Page 1 of 1

Double Resource consume - Insert/Update Job

Posted: Wed Jun 30, 2004 7:28 am
by arunverma
We have developed Billing Delta Application , which extract incremental data based on last_modified_date from source system and load the same in DSS server , In data loading job we have choosen option " Update Existing Rows or Insert New Row" . and following two sql statement generated in SQL tab - one is for Insert and other is for Update " . our requirement is if any data already exisit then update or insert data . but Our DBA and System Administrator Analysis server log and Oracle databse log that at the time of data loading job and found that if we got 100 Record from source system ,
then it consume resource and excute insert for 100 record and update for 100 record also .

So for each got it consume resources double and execute twies .

Pl. help me , due to this cause my server is running very slow .

Thanks and Regards

Arun Verma .

Re: Double Resource consume - Insert/Update Job

Posted: Wed Jun 30, 2004 9:30 am
by ogmios
Are you using insert/update or update/insert?

Check whether there's a primary key or a unique constraint on the table you're loading to.

Check whether the key fields are set correctly in the stage writing to the database.

Ogmios

Re: Double Resource consume - Insert/Update Job

Posted: Wed Jun 30, 2004 9:33 am
by ogmios
Assmuing you use update/insert this is what probably happens (for 1 row):

DataStage tries to update the row.
This fails because all of your rows are new rows.
It then inserts the row.

So it executes "twice". If you have insert/update it will happen the other way around: the insert will be tried and if that fails the update will be tried.

Ogmios

Posted: Wed Jun 30, 2004 9:45 am
by denzilsyb
Are you using ODBC to update/insert? My experience has me avoiding ODBC update/insert because of this slow processing.

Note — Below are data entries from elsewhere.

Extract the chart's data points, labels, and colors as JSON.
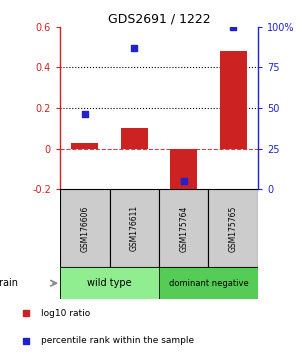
{
  "title": "GDS2691 / 1222",
  "samples": [
    "GSM176606",
    "GSM176611",
    "GSM175764",
    "GSM175765"
  ],
  "log10_ratio": [
    0.03,
    0.1,
    -0.2,
    0.48
  ],
  "percentile_rank_pct": [
    46,
    87,
    5,
    100
  ],
  "bar_color": "#cc2222",
  "dot_color": "#2222cc",
  "ylim_left": [
    -0.2,
    0.6
  ],
  "ylim_right": [
    0,
    100
  ],
  "yticks_left": [
    -0.2,
    0.0,
    0.2,
    0.4,
    0.6
  ],
  "ytick_labels_left": [
    "-0.2",
    "0",
    "0.2",
    "0.4",
    "0.6"
  ],
  "yticks_right": [
    0,
    25,
    50,
    75,
    100
  ],
  "ytick_labels_right": [
    "0",
    "25",
    "50",
    "75",
    "100%"
  ],
  "hlines_dotted": [
    0.2,
    0.4
  ],
  "hline_dashed": 0.0,
  "groups": [
    {
      "label": "wild type",
      "samples": [
        0,
        1
      ],
      "color": "#90ee90"
    },
    {
      "label": "dominant negative",
      "samples": [
        2,
        3
      ],
      "color": "#55cc55"
    }
  ],
  "strain_label": "strain",
  "legend_ratio_label": "log10 ratio",
  "legend_pct_label": "percentile rank within the sample",
  "bg_color": "#ffffff",
  "sample_box_color": "#cccccc",
  "bar_width": 0.55
}
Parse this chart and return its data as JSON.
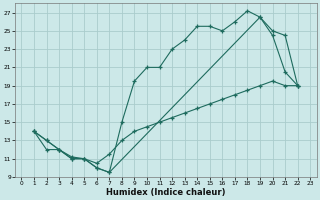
{
  "xlabel": "Humidex (Indice chaleur)",
  "bg_color": "#cce8e8",
  "grid_color": "#aacccc",
  "line_color": "#1e6b5e",
  "xlim_min": -0.5,
  "xlim_max": 23.5,
  "ylim_min": 9,
  "ylim_max": 28,
  "xticks": [
    0,
    1,
    2,
    3,
    4,
    5,
    6,
    7,
    8,
    9,
    10,
    11,
    12,
    13,
    14,
    15,
    16,
    17,
    18,
    19,
    20,
    21,
    22,
    23
  ],
  "yticks": [
    9,
    11,
    13,
    15,
    17,
    19,
    21,
    23,
    25,
    27
  ],
  "curve1_x": [
    1,
    2,
    3,
    4,
    5,
    6,
    7,
    8,
    9,
    10,
    11,
    12,
    13,
    14,
    15,
    16,
    17,
    18,
    19,
    20,
    21,
    22
  ],
  "curve1_y": [
    14,
    13,
    12,
    11,
    11,
    10,
    9.5,
    15,
    19.5,
    21,
    21,
    23,
    24,
    25.5,
    25.5,
    25,
    26,
    27.2,
    26.5,
    24.5,
    20.5,
    19
  ],
  "curve2_x": [
    1,
    2,
    3,
    4,
    5,
    6,
    7,
    8,
    9,
    10,
    11,
    12,
    13,
    14,
    15,
    16,
    17,
    18,
    19,
    20,
    21,
    22
  ],
  "curve2_y": [
    14,
    12,
    12,
    11,
    11,
    10.5,
    11.5,
    13,
    14,
    14.5,
    15,
    15.5,
    16,
    16.5,
    17,
    17.5,
    18,
    18.5,
    19,
    19.5,
    19,
    19
  ],
  "curve3_x": [
    1,
    2,
    3,
    4,
    5,
    6,
    7,
    19,
    20,
    21,
    22
  ],
  "curve3_y": [
    14,
    13,
    12,
    11.2,
    11,
    10,
    9.5,
    26.5,
    25,
    24.5,
    19
  ]
}
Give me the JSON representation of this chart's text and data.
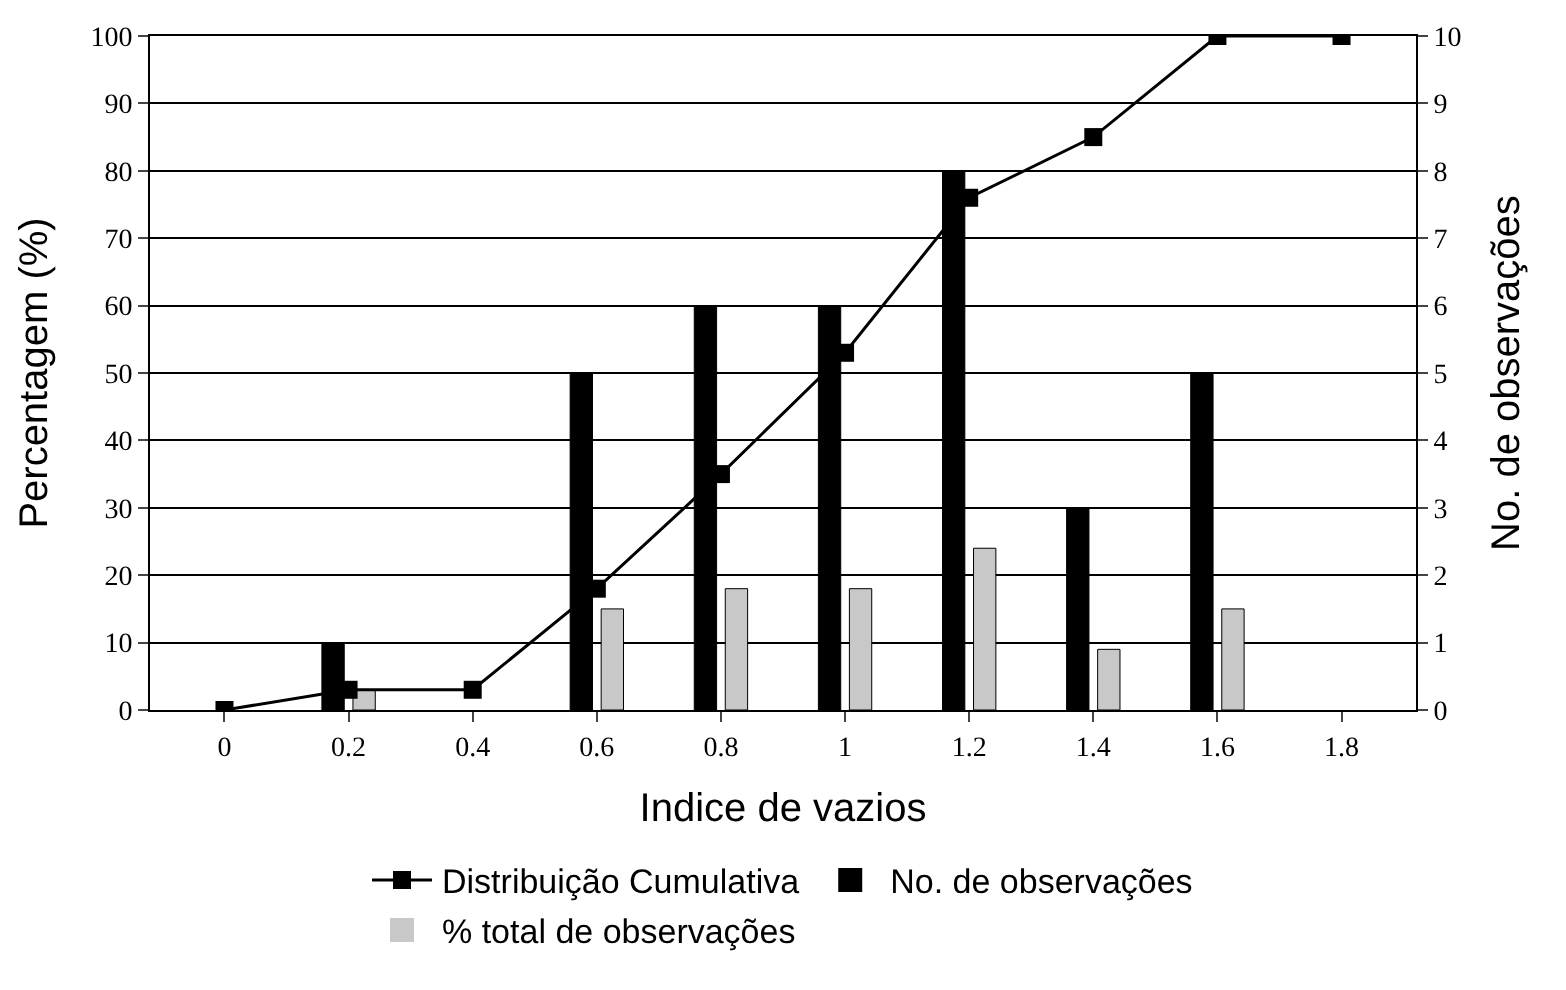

Is it possible for you to extract the existing data from Oracle and then:

1. in a transform determine which records are new (to insert) and which are for update by comparing what is in the DSS db to what you are pulling from the source.
2. Have the two option write to different targets - one to insert (in the current job) and the other to update -- possibly in the next job.
3. You could even use a bulk load stage for the insert and an odbc for the update?

perhaps the oracle users better confirm what i am suggesting.

then you might suggest sybase IQ for you DSS db :twisted:

Posted: Wed Jun 30, 2004 4:15 pm
by ray.wurlod
You need to re-think the design.

Have one link doing insert only, and another link doing update only.
Make the decision by reference lookup against the target table or - ideally - a copy of the relevant rows and columns from it in a hashed file.

You will be amazed at the difference this makes!

Posted: Wed Jun 30, 2004 11:25 pm
by arunverma
Hi All ,

Our source is Oracle Database and destination also , each table have primary key , and at the time of data loading we mark that filed as key .

As suggest by Mr. ray and Denzilsyb , we need to redesige our job ,
and create Hash file for each table and first lookup source file with this has file , filter file , one for insert and one for update , this will solve my problem .

But my question is that why Datastage can not identified both record , option is also availade that " Update Existing Rows or Insert New Row" . :roll:


Thanks

Arun

Posted: Thu Jul 01, 2004 1:44 am
by ray.wurlod
The only way that DataStage (or you, or anything else for that matter) could do it is to make reference to the target Oracle table, to determine whether the key exists already.

If it does, do an update. If it doesn't, do an insert.

Given that there is a key, this is all that you need to load into the hashed file to make that existence decision. So your hashed file is like a key-only table, and extremely fast to access.

The "update existing row or insert new row" method performs its "reference" against the target table by attempting an update, and checking on whether the update failed because the row does not exist. It's a much more laborious process than a key-only lookup to a hashed file.